Sunday, January 29, 2006

What Have I've Been Doing the Last Sixty Years? (28)

Well, I’m glad you asked. I’ve made a list. I was surprised, for one thing, by the hours I’ve spent grooming, considering how little effect it has had on my appearance. I might as well start with a few numbers.

I’ve probably shaved at least 15,330 times in the last forty years. Many of those years I used a blade, probably cut myself twice a week, for a total of 4,368 bloodlettings.

I have showered exclusively for about twenty-nine years, as opposed to the tub baths I took when I lived at home with the folks. So I’ve probably showered around 10, 585 times.

I’ve gone to work over 10,500 times in the last forty-two years.[1]

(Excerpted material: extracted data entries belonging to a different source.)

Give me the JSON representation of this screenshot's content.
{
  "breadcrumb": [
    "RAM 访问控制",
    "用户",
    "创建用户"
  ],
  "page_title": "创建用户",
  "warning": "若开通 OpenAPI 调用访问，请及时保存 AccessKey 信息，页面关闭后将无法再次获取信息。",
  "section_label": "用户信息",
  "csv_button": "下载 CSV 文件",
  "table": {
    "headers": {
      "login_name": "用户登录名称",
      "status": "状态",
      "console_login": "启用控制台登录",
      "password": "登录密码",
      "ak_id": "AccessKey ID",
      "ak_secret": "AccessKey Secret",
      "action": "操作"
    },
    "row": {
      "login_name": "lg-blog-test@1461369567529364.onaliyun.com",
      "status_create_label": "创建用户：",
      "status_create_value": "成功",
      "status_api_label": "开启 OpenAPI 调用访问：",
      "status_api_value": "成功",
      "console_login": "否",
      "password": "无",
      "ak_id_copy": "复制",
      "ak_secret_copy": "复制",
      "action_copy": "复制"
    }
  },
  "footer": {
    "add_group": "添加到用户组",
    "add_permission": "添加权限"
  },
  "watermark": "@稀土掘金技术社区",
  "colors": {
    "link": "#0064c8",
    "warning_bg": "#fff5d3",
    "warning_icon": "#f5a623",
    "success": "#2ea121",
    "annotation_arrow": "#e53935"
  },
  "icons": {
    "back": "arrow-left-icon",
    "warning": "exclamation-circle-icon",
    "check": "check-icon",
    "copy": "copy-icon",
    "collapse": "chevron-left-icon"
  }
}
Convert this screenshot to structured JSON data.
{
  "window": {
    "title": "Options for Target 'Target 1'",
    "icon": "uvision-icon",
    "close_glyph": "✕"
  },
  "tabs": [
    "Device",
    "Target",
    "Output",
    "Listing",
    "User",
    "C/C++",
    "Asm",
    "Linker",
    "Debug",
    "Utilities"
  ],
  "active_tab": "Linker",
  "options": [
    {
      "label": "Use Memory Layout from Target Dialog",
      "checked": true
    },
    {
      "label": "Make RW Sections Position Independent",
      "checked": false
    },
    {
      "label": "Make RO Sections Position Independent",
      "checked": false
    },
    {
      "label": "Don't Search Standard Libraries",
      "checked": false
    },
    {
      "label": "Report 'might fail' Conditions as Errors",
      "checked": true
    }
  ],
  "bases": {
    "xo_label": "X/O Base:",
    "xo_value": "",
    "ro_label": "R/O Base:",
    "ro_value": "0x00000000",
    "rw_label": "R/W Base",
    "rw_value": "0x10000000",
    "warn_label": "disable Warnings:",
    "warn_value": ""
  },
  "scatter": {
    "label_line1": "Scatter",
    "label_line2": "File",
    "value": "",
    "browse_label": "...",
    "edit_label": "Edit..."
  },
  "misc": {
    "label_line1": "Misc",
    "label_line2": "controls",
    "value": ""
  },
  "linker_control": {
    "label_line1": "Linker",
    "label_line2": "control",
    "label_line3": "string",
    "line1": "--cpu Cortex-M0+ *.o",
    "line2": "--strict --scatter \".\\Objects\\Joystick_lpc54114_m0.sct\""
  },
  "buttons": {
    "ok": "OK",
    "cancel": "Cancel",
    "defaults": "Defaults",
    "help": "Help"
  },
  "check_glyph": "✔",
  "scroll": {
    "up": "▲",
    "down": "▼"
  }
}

I’ve watched 54,750 hours of TV in the last 50 years. My TV viewing started in the Davy Crockett era and hit its zenith in the years 2000-2003 when I stumbled across the greatest show in the history of television. For me TV has never been the same since Dawson’s Creek went off the air. [2]

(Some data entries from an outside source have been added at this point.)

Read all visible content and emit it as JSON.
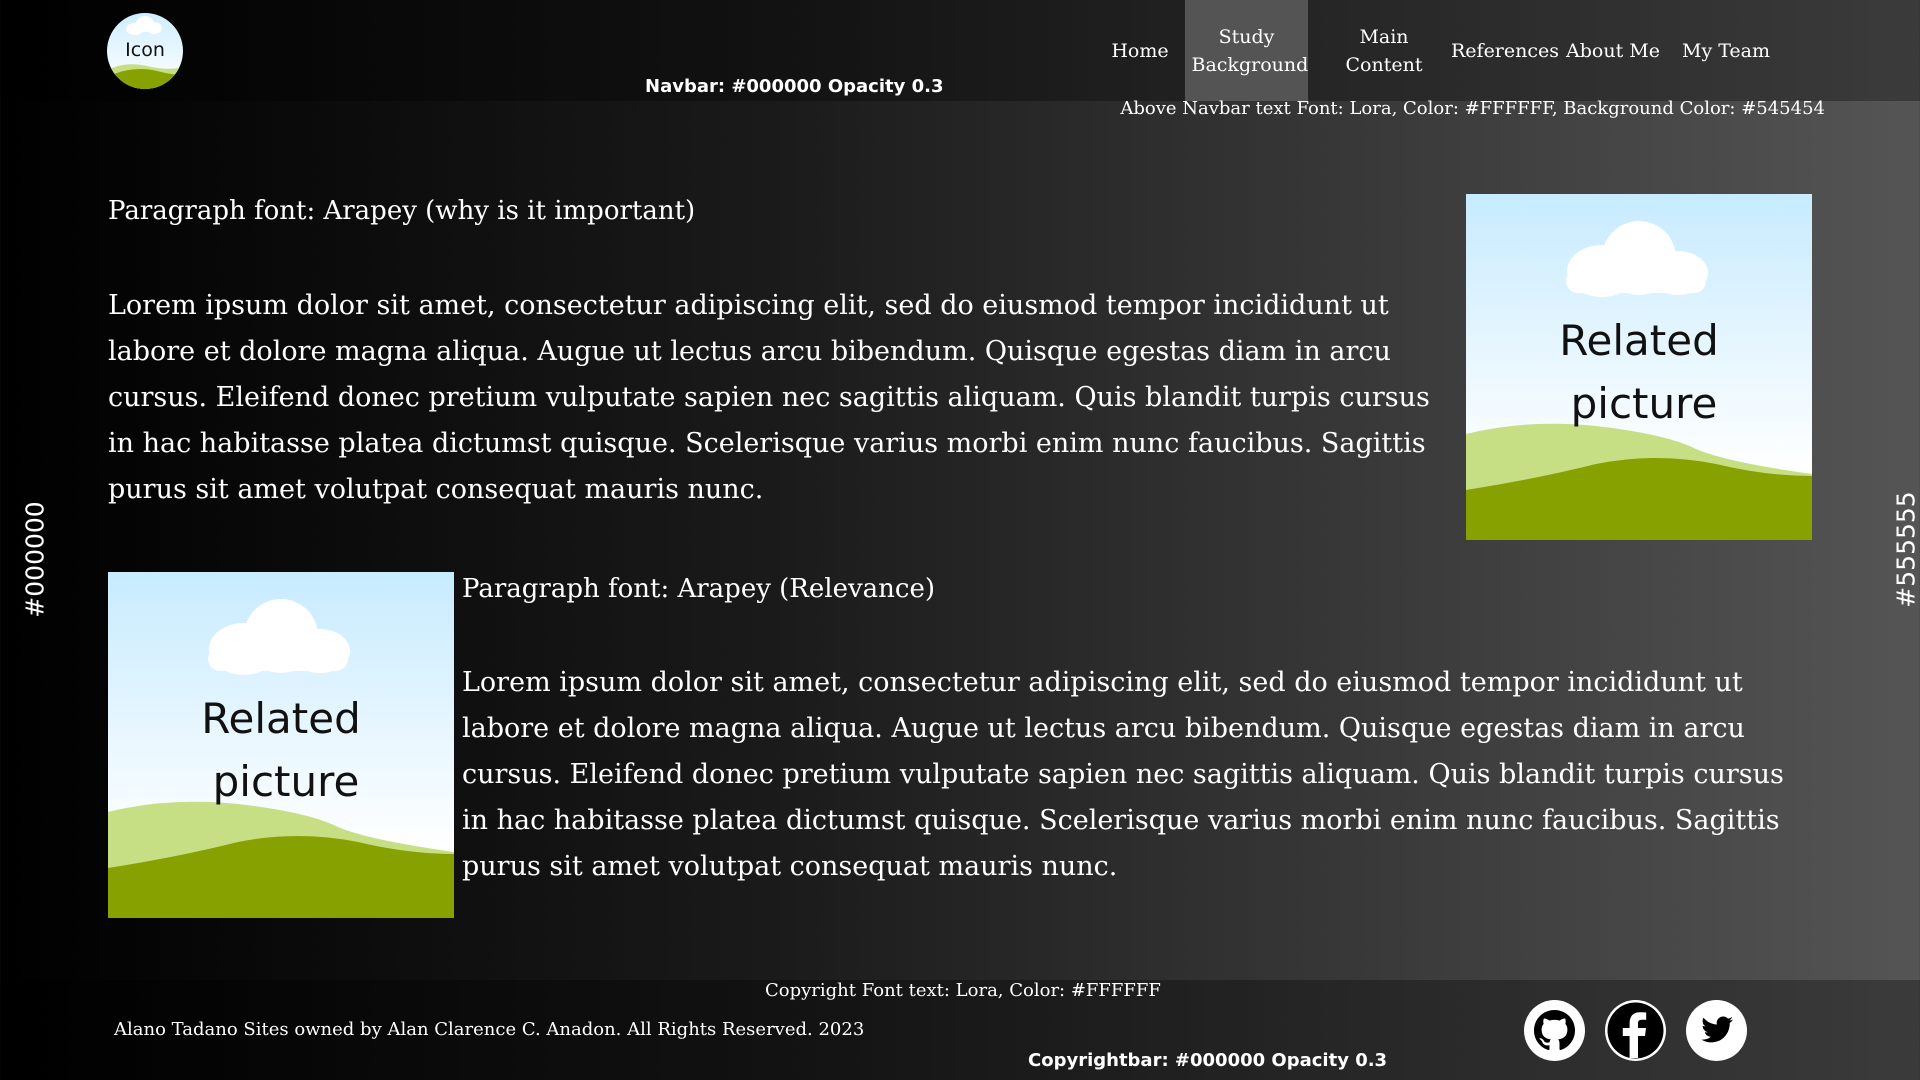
{
  "navbar": {
    "logo_text": "Icon",
    "note": "Navbar: #000000 Opacity 0.3",
    "items": [
      {
        "label": "Home"
      },
      {
        "label": "Study Background"
      },
      {
        "label": "Main Content"
      },
      {
        "label": "References"
      },
      {
        "label": "About Me"
      },
      {
        "label": "My Team"
      }
    ],
    "active_item": "Study Background",
    "above_note": "Above Navbar text Font: Lora, Color: #FFFFFF, Background Color: #545454"
  },
  "section1": {
    "title": "Paragraph font: Arapey (why is it important)",
    "paragraph": "Lorem ipsum dolor sit amet, consectetur adipiscing elit, sed do eiusmod tempor incididunt ut labore et dolore magna aliqua. Augue ut lectus arcu bibendum. Quisque egestas diam in arcu cursus. Eleifend donec pretium vulputate sapien nec sagittis aliquam. Quis blandit turpis cursus in hac habitasse platea dictumst quisque. Scelerisque varius morbi enim nunc faucibus. Sagittis purus sit amet volutpat consequat mauris nunc.",
    "picture_line1": "Related",
    "picture_line2": "picture"
  },
  "section2": {
    "title": "Paragraph font: Arapey (Relevance)",
    "paragraph": "Lorem ipsum dolor sit amet, consectetur adipiscing elit, sed do eiusmod tempor incididunt ut labore et dolore magna aliqua. Augue ut lectus arcu bibendum. Quisque egestas diam in arcu cursus. Eleifend donec pretium vulputate sapien nec sagittis aliquam. Quis blandit turpis cursus in hac habitasse platea dictumst quisque. Scelerisque varius morbi enim nunc faucibus. Sagittis purus sit amet volutpat consequat mauris nunc.",
    "picture_line1": "Related",
    "picture_line2": "picture"
  },
  "side_labels": {
    "left": "#000000",
    "right": "#555555"
  },
  "footer": {
    "copyright_note": "Copyright Font text: Lora, Color: #FFFFFF",
    "owner_text": "Alano Tadano Sites owned by Alan Clarence C. Anadon. All Rights Reserved. 2023",
    "copybar_note": "Copyrightbar: #000000 Opacity 0.3",
    "social_icons": [
      "github-icon",
      "facebook-icon",
      "twitter-icon"
    ]
  },
  "colors": {
    "navbar_active_bg": "#545454",
    "text": "#FFFFFF",
    "hill_dark": "#86a100",
    "hill_light": "#c6df84"
  }
}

I’ve spent over 153,300 hours sleeping in the last sixty years. This estimate could be low; as I haven’t included the many times I nodded off at work.

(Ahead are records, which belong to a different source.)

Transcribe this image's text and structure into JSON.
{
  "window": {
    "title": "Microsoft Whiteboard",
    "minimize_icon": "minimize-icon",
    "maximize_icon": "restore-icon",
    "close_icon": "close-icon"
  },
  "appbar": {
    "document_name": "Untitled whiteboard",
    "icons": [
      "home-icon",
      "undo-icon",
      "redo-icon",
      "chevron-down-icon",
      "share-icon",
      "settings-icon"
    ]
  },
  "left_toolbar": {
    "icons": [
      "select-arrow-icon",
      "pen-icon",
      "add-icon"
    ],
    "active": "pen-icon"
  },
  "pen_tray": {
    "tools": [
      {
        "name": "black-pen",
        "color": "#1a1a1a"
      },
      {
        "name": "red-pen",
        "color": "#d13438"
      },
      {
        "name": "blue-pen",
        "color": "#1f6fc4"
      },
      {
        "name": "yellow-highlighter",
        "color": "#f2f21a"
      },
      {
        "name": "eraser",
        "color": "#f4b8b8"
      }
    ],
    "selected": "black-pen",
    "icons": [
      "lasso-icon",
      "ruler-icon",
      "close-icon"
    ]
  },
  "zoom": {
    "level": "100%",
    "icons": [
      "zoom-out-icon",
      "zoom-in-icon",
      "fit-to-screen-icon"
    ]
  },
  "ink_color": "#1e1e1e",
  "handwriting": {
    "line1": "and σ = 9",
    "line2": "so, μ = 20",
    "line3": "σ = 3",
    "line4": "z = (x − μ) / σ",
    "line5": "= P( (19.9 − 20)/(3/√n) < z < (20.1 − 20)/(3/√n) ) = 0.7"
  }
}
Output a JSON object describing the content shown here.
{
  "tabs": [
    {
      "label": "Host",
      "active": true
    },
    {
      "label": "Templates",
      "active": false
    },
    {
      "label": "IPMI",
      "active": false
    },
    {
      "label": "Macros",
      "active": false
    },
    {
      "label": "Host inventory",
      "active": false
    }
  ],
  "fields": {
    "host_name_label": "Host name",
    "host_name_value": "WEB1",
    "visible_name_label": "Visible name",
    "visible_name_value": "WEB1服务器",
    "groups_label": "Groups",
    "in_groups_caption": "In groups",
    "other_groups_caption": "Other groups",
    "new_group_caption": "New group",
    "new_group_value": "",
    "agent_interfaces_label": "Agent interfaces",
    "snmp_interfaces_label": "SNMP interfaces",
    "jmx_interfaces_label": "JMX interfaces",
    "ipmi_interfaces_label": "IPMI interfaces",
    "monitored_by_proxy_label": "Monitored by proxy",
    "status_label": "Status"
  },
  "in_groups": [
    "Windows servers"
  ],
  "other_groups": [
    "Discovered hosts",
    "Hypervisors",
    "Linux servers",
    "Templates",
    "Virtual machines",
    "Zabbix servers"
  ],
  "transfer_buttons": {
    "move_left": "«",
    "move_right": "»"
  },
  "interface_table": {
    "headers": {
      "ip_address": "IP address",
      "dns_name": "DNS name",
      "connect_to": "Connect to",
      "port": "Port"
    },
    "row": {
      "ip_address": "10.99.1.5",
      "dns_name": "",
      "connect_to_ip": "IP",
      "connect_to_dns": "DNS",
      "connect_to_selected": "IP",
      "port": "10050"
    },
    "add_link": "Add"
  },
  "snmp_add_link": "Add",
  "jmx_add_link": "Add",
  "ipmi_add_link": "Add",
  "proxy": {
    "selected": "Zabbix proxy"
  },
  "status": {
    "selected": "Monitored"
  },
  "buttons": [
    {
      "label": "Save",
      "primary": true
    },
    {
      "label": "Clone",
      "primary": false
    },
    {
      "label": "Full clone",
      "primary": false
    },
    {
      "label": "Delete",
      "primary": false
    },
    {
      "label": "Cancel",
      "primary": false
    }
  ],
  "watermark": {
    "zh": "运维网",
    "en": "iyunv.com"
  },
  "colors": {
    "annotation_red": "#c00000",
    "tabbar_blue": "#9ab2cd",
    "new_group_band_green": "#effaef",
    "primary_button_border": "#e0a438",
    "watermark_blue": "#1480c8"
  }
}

I haven’t spent a lot of time voting. [3]The last time I went to the polls was in 1984 when Coolidge[4] was running for his second term; I’m basically apolitical which means “a plague on both your houses”.

I managed to have a mid-life crisis at every milestone birthday. Age 40 turned out not to be a problem as I got (very happily) married later that year; at age 50 I don’t remember what, if anything, happened. At 60, which was only last year, the only thing that comes to mind is I somehow managed to tear up my computer printer while trying to change the ink. In anticipation of reaching 70, I’m now working on my memory, particularly those puzzling lapses when I think, Do I need to go to the bathroom, or did I just do that?

I’ve had two minor surgeries, both performed by the same surgeon, who has taken an inordinate interest in my waterworks. But, on the whole, I’ve been healthy.

I’ve sneezed and coughed through several allergies. I’ve probably taken about 19,710 sinus/allergy pills in the last 28 years. [5]

Between 1982 and 1988 I smoked over 43,800 cigarettes without actually setting myself on fire.[6]

So there you have it, my first sixty years.

I thought when I got older I would have time for other things—like reading great books--but I’ve since learned that getting older only means having more chores. For example, I’m late for work nearly every morning now as I have to rearrange the hair on the back of my head to hide my bald spot, which on a clear day can be seen from miles away.

READER ALERT: I plan to explore this subject at greater depth in my book titled “Grooming for Geezers”. Don’t miss it when it comes out in 2012!


[1] This raises the question whether I went to work without showering on 85 occasions. You would have to include the tub baths to get the bathing total. (I ran out of paper before I could figure this.)
[2] You didn’t know Dawson’s Creek was the greatest show in the history of television? Try watching it from the beginning through all six seasons and tell me what you think.
[3] My folks were Franklin D. Roosevelt Democrats. Mom in particular took a dim view of Republicans. She was, for example, bitter all her life about Herbert Hoover. Her dislike of Hoover began even before his term as President during the Great Depression. (Incidentally, whenever Mom heard the phrase The Great Depression: she always remarked, “What was so great about it?”) Mom’s distaste for Hoover went back to World War I when he made it a law that you had to buy so much yellow corn meal to go with your regular non-yellow corn meal. It was Hoover’s fault that Mom had to eat corn bread made from “that old yellow corn meal”. And she never forgave him for it. I haven’t researched this, but I think Hoover was running the Food for Peace Program, and not doing a good job, according to Mom.
[4] Actually, it was The Gipper, but history buffs like to catch mistakes.
[5] If I now had all these pills in my medicine cabinet, I could of course start my own meth factory.
[6] I forget exactly what that cheerful statistic is about losing a minute of life for every cigarette you smoke—something like that. This would mean I lost 730 hours, or about 30.416 days. These lost days would amount to about 3 minutes a day over 40 years. What would I have done with three extra minutes a day? Probably just hit the “snooze” button one more time.